Earth Officials at the Mine Safety and Health Administration (MSHA) purposefully prevented a number of mines with serious safety violations from being placed on the list of mines with patterns of violations. Budget constraints, not safety concerns, led to some dangerous mines not being listed, according to the Department of Labor's Office of Inspector General (OIG).

On June 23, the OIG sent an alert memorandum to MSHA administrator Joseph Main in the midst of an ongoing OIG investigation of MSHA's enforcement procedures. The memo states that in March 2009, when the administrator of MSHA's Coal Mine Safety and Health division discussed the list of mining companies that had been identified as candidates for the agency's pattern of violation (POV) program, he directed the district managers to "select no more than one mine on the initial screening list per field office and a maximum of 3 mines per district." (Emphasis in the original)

According to the memo, investigators were told that the limitations were a result of budgetary constraints. This guidance "set a limit that was inappropriate for this enforcement program." As a result of the guidance, program administrators were permitted to remove some mines from the POV list.

The POV program identifies the mining companies with the worst safety and health violations and invokes enhanced MSHA enforcement efforts for those mines. Several problems with the program allow mines to avoid penalties and the enhanced enforcement regime. For example, companies can escape this status by contesting citations to the independent Federal Mine Safety and Health Review Commission (FMSHRC), which has a backlog of approximately 16,000 cases.

The POV program drew public attention in April after 29 miners were killed in an explosion at the Upper Big Branch mine in West Virginia. The owner of the mine, Massey Energy, has a history of safety violations that placed it on the program's screening list. Massey avoided being placed in the POV program by contesting violations as a regular practice.

Another Massey-owned mine, the Tiller No.1 mine in Virginia, avoided being placed in the POV program on June 8 when a FMSHRC judge dismissed 10 of the 29 citations the company contested. The judge ruled that only 19 of the violations were "significant and substantial." Mines can be placed on the list if 25 violations are proved.

The OIG memo cited MSHA's review of the POV program between 2007 and 2009, which identified 89 mines for potential listing in the program. Although some mines were removed for appropriate reasons, the memo states that at least 10 mines were removed from the list in February and September 2009.

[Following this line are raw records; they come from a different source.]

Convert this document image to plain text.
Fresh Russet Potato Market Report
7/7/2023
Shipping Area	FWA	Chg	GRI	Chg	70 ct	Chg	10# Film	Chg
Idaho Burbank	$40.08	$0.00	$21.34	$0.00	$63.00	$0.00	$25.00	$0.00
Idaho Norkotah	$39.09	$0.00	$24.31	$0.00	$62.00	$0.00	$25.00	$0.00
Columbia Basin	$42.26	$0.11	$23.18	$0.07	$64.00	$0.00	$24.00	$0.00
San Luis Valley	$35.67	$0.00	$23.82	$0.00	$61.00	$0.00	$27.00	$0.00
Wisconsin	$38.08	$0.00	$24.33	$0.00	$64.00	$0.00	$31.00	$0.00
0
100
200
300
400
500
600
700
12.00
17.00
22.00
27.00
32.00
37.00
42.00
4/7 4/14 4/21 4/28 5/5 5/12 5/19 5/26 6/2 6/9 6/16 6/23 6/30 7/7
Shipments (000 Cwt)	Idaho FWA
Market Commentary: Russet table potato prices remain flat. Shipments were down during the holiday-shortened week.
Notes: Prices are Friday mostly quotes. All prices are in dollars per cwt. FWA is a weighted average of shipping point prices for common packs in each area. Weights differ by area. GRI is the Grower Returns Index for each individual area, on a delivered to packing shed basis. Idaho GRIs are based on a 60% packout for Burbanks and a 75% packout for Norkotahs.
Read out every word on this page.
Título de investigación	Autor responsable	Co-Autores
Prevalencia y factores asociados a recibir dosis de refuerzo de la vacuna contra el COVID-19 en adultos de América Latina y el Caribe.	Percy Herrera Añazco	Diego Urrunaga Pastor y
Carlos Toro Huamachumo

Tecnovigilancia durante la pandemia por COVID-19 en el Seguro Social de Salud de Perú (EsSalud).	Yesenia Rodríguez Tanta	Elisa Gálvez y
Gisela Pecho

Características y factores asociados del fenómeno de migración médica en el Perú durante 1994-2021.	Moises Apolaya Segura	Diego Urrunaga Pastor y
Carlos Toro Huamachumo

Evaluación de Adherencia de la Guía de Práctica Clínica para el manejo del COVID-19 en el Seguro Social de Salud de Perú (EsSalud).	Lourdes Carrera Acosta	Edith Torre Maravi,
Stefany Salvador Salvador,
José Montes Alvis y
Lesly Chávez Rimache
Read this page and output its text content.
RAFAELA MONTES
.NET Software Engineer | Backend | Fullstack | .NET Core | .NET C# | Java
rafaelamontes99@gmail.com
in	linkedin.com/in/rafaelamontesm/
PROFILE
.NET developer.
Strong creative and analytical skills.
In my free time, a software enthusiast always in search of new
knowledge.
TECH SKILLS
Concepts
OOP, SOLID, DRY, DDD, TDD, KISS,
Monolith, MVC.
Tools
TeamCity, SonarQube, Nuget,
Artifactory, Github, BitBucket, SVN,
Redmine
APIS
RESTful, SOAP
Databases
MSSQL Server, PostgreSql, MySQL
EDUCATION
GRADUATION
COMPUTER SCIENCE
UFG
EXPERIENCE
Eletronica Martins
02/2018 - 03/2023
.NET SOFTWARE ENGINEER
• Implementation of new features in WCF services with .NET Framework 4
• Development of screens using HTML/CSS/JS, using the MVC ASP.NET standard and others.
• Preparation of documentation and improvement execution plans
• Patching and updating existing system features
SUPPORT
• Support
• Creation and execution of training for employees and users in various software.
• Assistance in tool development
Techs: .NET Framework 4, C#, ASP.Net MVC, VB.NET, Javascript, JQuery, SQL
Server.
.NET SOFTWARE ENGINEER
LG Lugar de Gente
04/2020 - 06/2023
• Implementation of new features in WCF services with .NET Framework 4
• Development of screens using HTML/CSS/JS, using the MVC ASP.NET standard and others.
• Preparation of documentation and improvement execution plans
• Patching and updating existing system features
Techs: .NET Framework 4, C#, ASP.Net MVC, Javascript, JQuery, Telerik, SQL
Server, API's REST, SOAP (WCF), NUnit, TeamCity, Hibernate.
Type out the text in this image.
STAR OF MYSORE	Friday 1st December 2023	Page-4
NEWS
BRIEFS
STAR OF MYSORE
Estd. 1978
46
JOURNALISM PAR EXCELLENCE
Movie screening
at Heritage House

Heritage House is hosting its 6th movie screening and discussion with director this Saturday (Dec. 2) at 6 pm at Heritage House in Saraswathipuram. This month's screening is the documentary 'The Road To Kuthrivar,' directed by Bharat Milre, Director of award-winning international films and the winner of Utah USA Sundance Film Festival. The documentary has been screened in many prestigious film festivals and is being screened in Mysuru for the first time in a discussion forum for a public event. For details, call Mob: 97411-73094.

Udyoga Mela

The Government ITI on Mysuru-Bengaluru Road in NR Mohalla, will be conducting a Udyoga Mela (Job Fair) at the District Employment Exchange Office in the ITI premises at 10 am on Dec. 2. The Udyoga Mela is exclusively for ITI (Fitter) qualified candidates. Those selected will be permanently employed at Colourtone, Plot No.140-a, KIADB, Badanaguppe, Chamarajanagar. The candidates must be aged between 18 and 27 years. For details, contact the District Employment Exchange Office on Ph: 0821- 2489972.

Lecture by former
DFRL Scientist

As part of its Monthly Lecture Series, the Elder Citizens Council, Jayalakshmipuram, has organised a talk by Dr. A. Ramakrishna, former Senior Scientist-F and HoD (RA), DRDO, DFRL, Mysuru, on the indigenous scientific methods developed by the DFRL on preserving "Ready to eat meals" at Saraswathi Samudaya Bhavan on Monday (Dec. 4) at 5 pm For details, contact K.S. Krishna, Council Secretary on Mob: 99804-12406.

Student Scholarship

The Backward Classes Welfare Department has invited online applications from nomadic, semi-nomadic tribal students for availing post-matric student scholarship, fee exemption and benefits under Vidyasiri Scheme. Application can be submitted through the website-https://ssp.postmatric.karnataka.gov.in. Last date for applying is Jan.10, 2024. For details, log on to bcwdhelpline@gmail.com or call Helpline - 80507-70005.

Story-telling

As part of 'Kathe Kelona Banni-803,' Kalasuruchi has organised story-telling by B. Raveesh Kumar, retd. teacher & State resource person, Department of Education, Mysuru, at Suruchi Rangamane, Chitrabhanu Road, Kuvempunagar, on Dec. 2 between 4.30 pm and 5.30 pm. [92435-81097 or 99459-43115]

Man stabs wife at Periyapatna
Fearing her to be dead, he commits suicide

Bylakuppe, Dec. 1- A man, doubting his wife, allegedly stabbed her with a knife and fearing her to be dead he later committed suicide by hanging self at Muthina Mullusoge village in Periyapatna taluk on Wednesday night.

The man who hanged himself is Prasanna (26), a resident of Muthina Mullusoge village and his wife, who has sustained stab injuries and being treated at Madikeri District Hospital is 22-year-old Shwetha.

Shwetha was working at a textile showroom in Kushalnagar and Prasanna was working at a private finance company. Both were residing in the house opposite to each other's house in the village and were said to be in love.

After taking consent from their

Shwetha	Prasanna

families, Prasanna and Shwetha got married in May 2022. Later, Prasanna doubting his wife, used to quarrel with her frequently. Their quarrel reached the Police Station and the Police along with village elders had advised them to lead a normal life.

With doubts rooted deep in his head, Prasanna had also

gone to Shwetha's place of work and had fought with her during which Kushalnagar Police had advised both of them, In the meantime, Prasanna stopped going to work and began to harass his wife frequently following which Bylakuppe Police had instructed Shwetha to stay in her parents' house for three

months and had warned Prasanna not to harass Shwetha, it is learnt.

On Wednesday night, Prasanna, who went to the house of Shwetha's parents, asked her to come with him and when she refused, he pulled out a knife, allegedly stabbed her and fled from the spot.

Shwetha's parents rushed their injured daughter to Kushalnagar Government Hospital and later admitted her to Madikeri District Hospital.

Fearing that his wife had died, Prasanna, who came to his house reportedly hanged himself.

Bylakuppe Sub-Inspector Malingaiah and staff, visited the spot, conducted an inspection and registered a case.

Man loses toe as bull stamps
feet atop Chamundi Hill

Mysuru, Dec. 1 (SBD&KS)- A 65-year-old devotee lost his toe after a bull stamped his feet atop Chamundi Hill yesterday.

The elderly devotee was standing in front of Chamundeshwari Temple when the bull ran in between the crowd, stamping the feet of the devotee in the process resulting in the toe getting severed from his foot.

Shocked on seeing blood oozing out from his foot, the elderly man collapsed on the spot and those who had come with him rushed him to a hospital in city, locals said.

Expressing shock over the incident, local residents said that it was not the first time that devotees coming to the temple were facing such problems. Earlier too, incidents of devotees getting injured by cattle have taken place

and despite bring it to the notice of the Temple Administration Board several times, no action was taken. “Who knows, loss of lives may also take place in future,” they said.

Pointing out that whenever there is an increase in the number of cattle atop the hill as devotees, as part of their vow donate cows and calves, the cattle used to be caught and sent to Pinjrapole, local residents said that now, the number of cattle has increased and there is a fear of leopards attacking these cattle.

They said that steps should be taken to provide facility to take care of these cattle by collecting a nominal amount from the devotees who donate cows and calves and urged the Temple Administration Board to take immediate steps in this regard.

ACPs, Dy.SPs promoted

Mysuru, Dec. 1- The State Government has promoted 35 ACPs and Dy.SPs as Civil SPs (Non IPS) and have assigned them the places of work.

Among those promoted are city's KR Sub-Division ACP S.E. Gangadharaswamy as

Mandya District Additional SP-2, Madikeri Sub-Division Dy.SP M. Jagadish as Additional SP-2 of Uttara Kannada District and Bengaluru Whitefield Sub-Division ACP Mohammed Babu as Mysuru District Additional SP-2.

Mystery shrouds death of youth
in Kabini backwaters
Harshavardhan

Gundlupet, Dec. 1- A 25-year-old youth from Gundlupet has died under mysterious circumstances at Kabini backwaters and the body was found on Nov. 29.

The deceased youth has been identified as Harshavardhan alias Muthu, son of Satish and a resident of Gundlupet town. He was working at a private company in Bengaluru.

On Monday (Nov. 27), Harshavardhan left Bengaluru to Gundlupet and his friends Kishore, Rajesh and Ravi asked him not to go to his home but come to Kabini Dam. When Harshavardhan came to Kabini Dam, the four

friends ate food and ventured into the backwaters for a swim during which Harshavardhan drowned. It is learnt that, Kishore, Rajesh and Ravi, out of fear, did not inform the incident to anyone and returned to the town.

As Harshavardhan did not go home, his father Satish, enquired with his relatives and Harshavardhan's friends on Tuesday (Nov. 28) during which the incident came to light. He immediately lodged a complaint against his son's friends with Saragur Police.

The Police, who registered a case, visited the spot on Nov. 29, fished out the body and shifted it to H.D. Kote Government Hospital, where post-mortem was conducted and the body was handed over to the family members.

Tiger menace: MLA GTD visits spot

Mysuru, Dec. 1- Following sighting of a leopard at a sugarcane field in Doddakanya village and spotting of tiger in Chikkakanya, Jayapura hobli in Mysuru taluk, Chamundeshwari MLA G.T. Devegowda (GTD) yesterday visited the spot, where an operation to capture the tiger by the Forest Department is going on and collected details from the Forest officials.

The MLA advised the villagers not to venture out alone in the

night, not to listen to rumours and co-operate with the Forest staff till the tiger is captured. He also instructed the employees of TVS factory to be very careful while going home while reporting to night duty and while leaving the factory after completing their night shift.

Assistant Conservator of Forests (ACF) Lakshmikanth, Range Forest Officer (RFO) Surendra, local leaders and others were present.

According to the memo, "MSHA is not subjecting these mines to the enhanced oversight that accompanies potential POV status, yet it does not have evidence that they had reduced their rate of significant and substantial violations. As a result, miners may be subjected to increased safety risks."

The OIG recommended that MSHA reevaluate the 10 mines while it undergoes its review of the existing POV program, an effort MSHA began following the West Virginia explosion. The memo further recommended that MSHA ensure that future decisions about the removal and inclusion of mines be based only on the health and safety conditions at the mines.

Problems with the agency's enforcement program led members of the House Committee on Education and Labor to request the OIG investigation after the Upper Big Branch mine disaster. In a June 23 press release, committee chair George Miller (D-CA) said, “The Inspector General’s alert raises very serious concerns that go to the heart of health and safety of mine workers. Prior to Assistant Secretary Main’s confirmation, MSHA obstructed a key safety enforcement tool that could have endangered the lives of mine workers.”

In response to the OIG memo, the Labor Department issued a press release promising to reform the POV program. Secretary Hilda Solis and Main acknowledged that the program was "badly broken" and that the screening of mines will be different in 2010 than in the past. The agency is making administrative and rulemaking fixes, as well as working with Congress on legislation, according to the press release.

The OIG asked Main to formally respond to the action memo in 10 days.